Connie Hedegaard makes no bones about the fact that Cancun is unlikely to bring the binding global climate agreement the world once hoped would come out of last year’s Copenhagen talks. She says the main thing is to “keep up the momentum in the international climate negotiations”, with a view to pursuing an agreement at the next UN climate conference in South Africa. She does hope for clear decisions to halt deforestation (by improving incentives) and to make sure the fast-track financing promised at last year’s talks will actually be delivered. She talks about “cashing in on the Copenhagen Accord pledges”. You’ll be able to hear and read her views in more detail in the not-too-distant future on the Deutsche Welle Environment page and the radio programme Living Planet. On the whole, though, she seems to be keen to make sure this time round expectations of the talks are not too high. Given the overall mood, I don’t think any of us would have to worry too much about that, agreed? As British MEP Chris Davies told me at the conference, it’s hard to find anybody who’s optimistic about Cancun. Or is there anybody out there with a more positive view? (And is there any alternative?)
Clearly, the failure of the Obama administration to get their climate legislation through in the USA is a major obstacle to progress. The people at the Brussels conference with me were depressed to hear Professor Jeffrey Sachs, Director of the Earth Insitute at Columbia University, who joined us for a video conference, say he saw absolutely no hope for a turnaround in the US position in the foreseeable future.

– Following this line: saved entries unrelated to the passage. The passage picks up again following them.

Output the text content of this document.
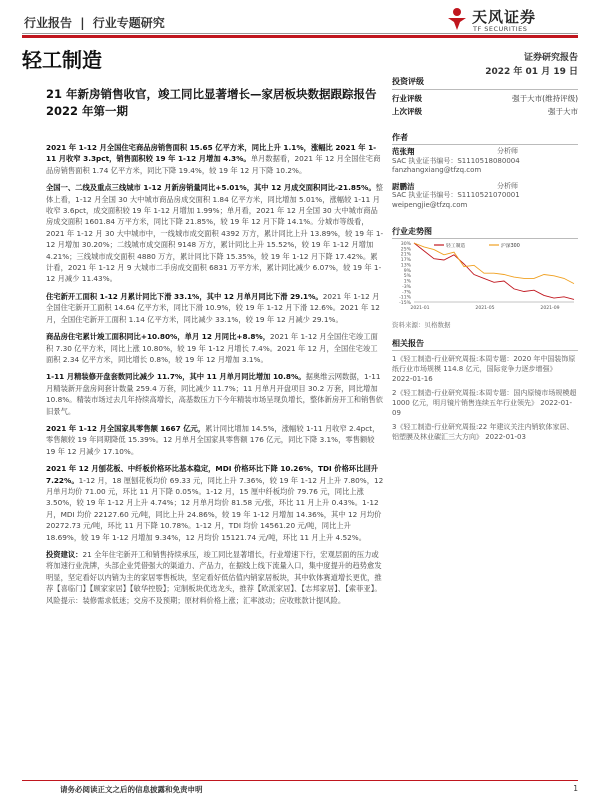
行业报告 | 行业专题研究	天风证券
TF SECURITIES
轻工制造	证券研究报告
2022 年 01 月 19 日
21 年新房销售收官，竣工同比显著增长—家居板块数据跟踪报告 2022 年第一期

2021 年 1-12 月全国住宅商品房销售面积 15.65 亿平方米，同比上升 1.1%，涨幅比 2021 年 1-11 月收窄 3.3pct，销售面积较 19 年 1-12 月增加 4.3%。单月数据看，2021 年 12 月全国住宅商品房销售面积 1.74 亿平方米，同比下降 19.4%，较 19 年 12 月下降 10.2%。

全国一、二线及重点三线城市 1-12 月新房销量同比+5.01%，其中 12 月成交面积同比-21.85%。整体上看，1-12 月全国 30 大中城市商品房成交面积 1.84 亿平方米，同比增加 5.01%，涨幅较 1-11 月收窄 3.6pct，成交面积较 19 年 1-12 月增加 1.99%；单月看，2021 年 12 月全国 30 大中城市商品房成交面积 1601.84 万平方米，同比下降 21.85%，较 19 年 12 月下降 14.1%。分城市等级看，2021 年 1-12 月 30 大中城市中，一线城市成交面积 4392 万方，累计同比上升 13.89%，较 19 年 1-12 月增加 30.20%；二线城市成交面积 9148 万方，累计同比上升 15.52%，较 19 年 1-12 月增加 4.21%；三线城市成交面积 4880 万方，累计同比下降 15.35%，较 19 年 1-12 月下降 17.42%。累计看，2021 年 1-12 月 9 大城市二手房成交面积 6831 万平方米，累计同比减少 6.07%，较 19 年 1-12 月减少 11.43%。

住宅新开工面积 1-12 月累计同比下滑 33.1%，其中 12 月单月同比下滑 29.1%。2021 年 1-12 月全国住宅新开工面积 14.64 亿平方米，同比下滑 10.9%，较 19 年 1-12 月下滑 12.6%。2021 年 12 月，全国住宅新开工面积 1.14 亿平方米，同比减少 33.1%，较 19 年 12 月减少 29.1%。

商品房住宅累计竣工面积同比+10.80%，单月 12 月同比+8.8%，2021 年 1-12 月全国住宅竣工面积 7.30 亿平方米，同比上涨 10.80%，较 19 年 1-12 月增长 7.4%。2021 年 12 月，全国住宅竣工面积 2.34 亿平方米，同比增长 0.8%，较 19 年 12 月增加 3.1%。

1-11 月精装修开盘套数同比减少 11.7%，其中 11 月单月同比增加 10.8%。据奥维云网数据，1-11 月精装新开盘房间套计数量 259.4 万套，同比减少 11.7%；11 月单月开盘项目 30.2 万套，同比增加 10.8%。精装市场过去几年持续高增长，高基数压力下今年精装市场呈现负增长，整体新房开工和销售依旧景气。

2021 年 1-12 月全国家具零售额 1667 亿元，累计同比增加 14.5%，涨幅较 1-11 月收窄 2.4pct，零售额较 19 年同期降低 15.39%。12 月单月全国家具零售额 176 亿元，同比下降 3.1%，零售额较 19 年 12 月减少 17.10%。

2021 年 12 月刨花板、中纤板价格环比基本稳定，MDI 价格环比下降 10.26%，TDI 价格环比回升 7.22%。1-12 月，18 厘刨花板均价 69.33 元，同比上升 7.36%，较 19 年 1-12 月上升 7.80%，12 月单月均价 71.00 元，环比 11 月下降 0.05%。1-12 月，15 厘中纤板均价 79.76 元，同比上涨 3.50%，较 19 年 1-12 月上升 4.74%；12 月单月均价 81.58 元/张，环比 11 月上升 0.43%。1-12 月，MDI 均价 22127.60 元/吨，同比上升 24.86%，较 19 年 1-12 月增加 14.36%，其中 12 月均价 20272.73 元/吨，环比 11 月下降 10.78%。1-12 月，TDI 均价 14561.20 元/吨，同比上升 18.69%，较 19 年 1-12 月增加 9.34%，12 月均价 15121.74 元/吨，环比 11 月上升 4.52%。

投资建议：21 全年住宅新开工和销售持续承压，竣工同比显著增长，行业增速下行，宏观层面的压力或将加速行业洗牌，头部企业凭借强大的渠道力、产品力，在据线上线下流量入口，集中度提升的趋势愈发明显，坚定看好以内销为主的家居零售板块，坚定看好低估值内销家居板块，其中软体赛道增长更优，推荐【喜临门】【顾家家居】【敏华控股】；定制板块优选龙头，推荐【欧派家居】、【志邦家居】、【索菲亚】。风险提示：装修需求低迷；交房不及预期；原材料价格上涨；汇率波动；应收账款计提风险。

投资评级
行业评级	强于大市(维持评级)
上次评级	强于大市
作者
范张翔	分析师
SAC 执业证书编号：S1110518080004
fanzhangxiang@tfzq.com
尉鹏洁	分析师
SAC 执业证书编号：S1110521070001
weipengjie@tfzq.com
行业走势图
30%
25%
21%
17%
13%
9%
5%
1%
-3%
-7%
-11%
-15%
2021-01	2021-05	2021-09
轻工制造	沪深300
资料来源：贝格数据
相关报告
1《轻工制造-行业研究周报:本周专题：2020 年中国装饰原纸行业市场规模 114.8 亿元，国际竞争力逐步增强》 2022-01-16
2《轻工制造-行业研究周报:本周专题：国内原镜市场规模超 1000 亿元，明月镜片销售连续五年行业领先》 2022-01-09
3《轻工制造-行业研究周报:22 年建议关注内销软体家居、铝塑膜及林业碳汇三大方向》 2022-01-03
请务必阅读正文之后的信息披露和免责申明	1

He presented a scenario he would welcome (but which he admitted does not look overly likely) where the Chinese would take the initiative and consolidate their leading position on climate-friendly technologies and drastically reduce emissions, conscious of their country’s strong vulnerability to climate change. With the Europeans and emerging countries doing “their bit”, the USA would ultimately follow suit.
Various speakers, including Commissioner Hedegaard, noted positive signs coming out of China with regard to climate awareness and policy. Kelly Rigg, from the tcktcktck initiative, was amongst them. She was actually one of the more optimistic people at the Brussels meeting. You will find her views on what she sees as a “changing climage” with regard to awareness and willingness to act on climate change, on the tcktcktck blog.
I have to take issue with you on your blanket criticism of the media, though, Kelly. Undoubtedly, there is a lot of bad journalism of the kind you attack out there and I agree with a lot of what you say about how the situation can be distorted when the principle of always giving “the other side of the story” results in giving 50% of the coverage to a small minority of critics. But don’t forget there are plenty of journalists among us who go to great lengths to give fair, adequate and unbiased coverage to climate science and impacts around the globe. And a lot of them were listening to your speech at the Brussels meeting.